The thing that we felt, mathematically, was the single lowest reliability element was probably the parachute, and that’s just [because of] the intrinsic uncertainties associated with parachutes. We throw more than 10,000 troops out of airplanes each year, and largely it’s into a very controlled environment, and we have parachutes designed exactly for those conditions. But we still give them a second parachute because even with all those controls, the odds just aren’t good enough. That’s not the case when you’re moving supersonically in an uncertain atmosphere 10 kilometers above the surface of Mars. So when you do the numbers, you end up convincing yourself that the single highest device risk is the parachute.

But that’s not the thing I was worried about. I was worried we could have missed something on the Sky Crane. It was so new and different. It was the unknown unknowns I was most concerned about, some unappreciated feature of this new landing system that we did not absorb and was waiting to bite us. So on landing night, as the data clicked by, I became more and more anxious. I said ‘Oh my God, is it really going to happen just this easily?’ I was pretty wound up for those last 20 or 40 seconds.

And your reaction afterward?

Tremendous relief, tremendous exhilaration, and, frankly, a slight sense of surrealness. To work on something for the better part of a decade, and then to have it done. Regardless of the outcome. It’s awesome that it was done successfully, but, I mean, all of a sudden it’s over. It was such a build-up, so much of my life was invested, and then it’s now, well, it just happened, now we move on.

The Sky Crane will also be used to land a rover similar to Curiosity in 2020. Are you studying any improvements to the system?

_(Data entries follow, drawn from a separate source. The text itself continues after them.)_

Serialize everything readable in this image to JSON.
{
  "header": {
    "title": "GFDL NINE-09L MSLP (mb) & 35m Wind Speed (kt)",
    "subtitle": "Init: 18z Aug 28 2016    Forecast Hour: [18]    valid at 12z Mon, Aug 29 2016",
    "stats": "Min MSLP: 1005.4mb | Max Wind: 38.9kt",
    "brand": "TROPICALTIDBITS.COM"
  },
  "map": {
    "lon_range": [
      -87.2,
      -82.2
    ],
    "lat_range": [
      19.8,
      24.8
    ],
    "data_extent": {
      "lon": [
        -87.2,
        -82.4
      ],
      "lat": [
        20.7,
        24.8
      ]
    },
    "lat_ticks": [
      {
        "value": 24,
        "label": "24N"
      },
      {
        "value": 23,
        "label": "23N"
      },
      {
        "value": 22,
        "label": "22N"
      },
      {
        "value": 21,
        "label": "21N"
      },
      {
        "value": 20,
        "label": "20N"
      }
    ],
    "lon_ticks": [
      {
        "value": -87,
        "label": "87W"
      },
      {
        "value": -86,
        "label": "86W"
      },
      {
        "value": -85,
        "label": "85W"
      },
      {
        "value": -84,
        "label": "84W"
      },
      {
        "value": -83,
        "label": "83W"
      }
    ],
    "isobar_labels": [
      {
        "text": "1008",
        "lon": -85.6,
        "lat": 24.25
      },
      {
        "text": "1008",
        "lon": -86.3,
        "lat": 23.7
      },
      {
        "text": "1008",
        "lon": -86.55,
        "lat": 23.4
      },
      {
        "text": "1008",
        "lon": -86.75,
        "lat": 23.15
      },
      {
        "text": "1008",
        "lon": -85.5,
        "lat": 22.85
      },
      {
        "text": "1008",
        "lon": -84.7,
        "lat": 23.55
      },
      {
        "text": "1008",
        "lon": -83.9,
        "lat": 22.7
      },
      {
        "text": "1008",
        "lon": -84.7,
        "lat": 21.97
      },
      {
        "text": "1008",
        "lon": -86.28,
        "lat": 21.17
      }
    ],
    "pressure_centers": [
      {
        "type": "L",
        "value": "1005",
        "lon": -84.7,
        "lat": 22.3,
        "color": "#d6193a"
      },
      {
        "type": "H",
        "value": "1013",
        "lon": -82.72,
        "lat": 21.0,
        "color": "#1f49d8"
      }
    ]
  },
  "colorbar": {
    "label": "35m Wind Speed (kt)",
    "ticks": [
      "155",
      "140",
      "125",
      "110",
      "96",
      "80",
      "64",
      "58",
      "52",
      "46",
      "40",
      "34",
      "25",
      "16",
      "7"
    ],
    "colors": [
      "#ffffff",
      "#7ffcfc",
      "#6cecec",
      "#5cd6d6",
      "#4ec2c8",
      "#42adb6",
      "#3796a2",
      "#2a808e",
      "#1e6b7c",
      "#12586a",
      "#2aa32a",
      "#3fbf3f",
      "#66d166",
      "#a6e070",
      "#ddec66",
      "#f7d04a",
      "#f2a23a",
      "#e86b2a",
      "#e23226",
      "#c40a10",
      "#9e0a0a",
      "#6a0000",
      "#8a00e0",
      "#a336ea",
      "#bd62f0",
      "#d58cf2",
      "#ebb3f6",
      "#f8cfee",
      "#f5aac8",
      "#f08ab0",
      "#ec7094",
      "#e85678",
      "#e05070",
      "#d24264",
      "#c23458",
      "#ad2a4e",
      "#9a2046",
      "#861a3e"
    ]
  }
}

We knew going in that we had some points where the design was not all that we would have hoped it could have been. We were left holding some concentrations of risk that we would have preferred not to have. For example, we were measuring only two components of our velocity in the Sky Crane maneuver with our radar. We wanted to measure three, but because of late antenna development challenges, we could not get the right view angles to do that. So we said, ‘Well, we understand the local gravity of Mars fairly well at the landing site, so we’ll just estimate the third component.’ As it turned out, we didn’t understand the gravity well enough. There was a gravity anomaly at Gale Crater, which is probably not surprising because there’s a huge crater there. And that meant that we had an error in our estimates and we landed much more slowly than we’d anticipated. If that error had been flipped around, we might have landed faster than anticipated and we might have hurt the rover.

That’s an example of something the team that is going to be flying 2020 is going to look long and hard at, whether to put on a third antenna. For the lay person, the Sky Crane will look identical, but there will be some subtle changes the team will make to strengthen its reliability.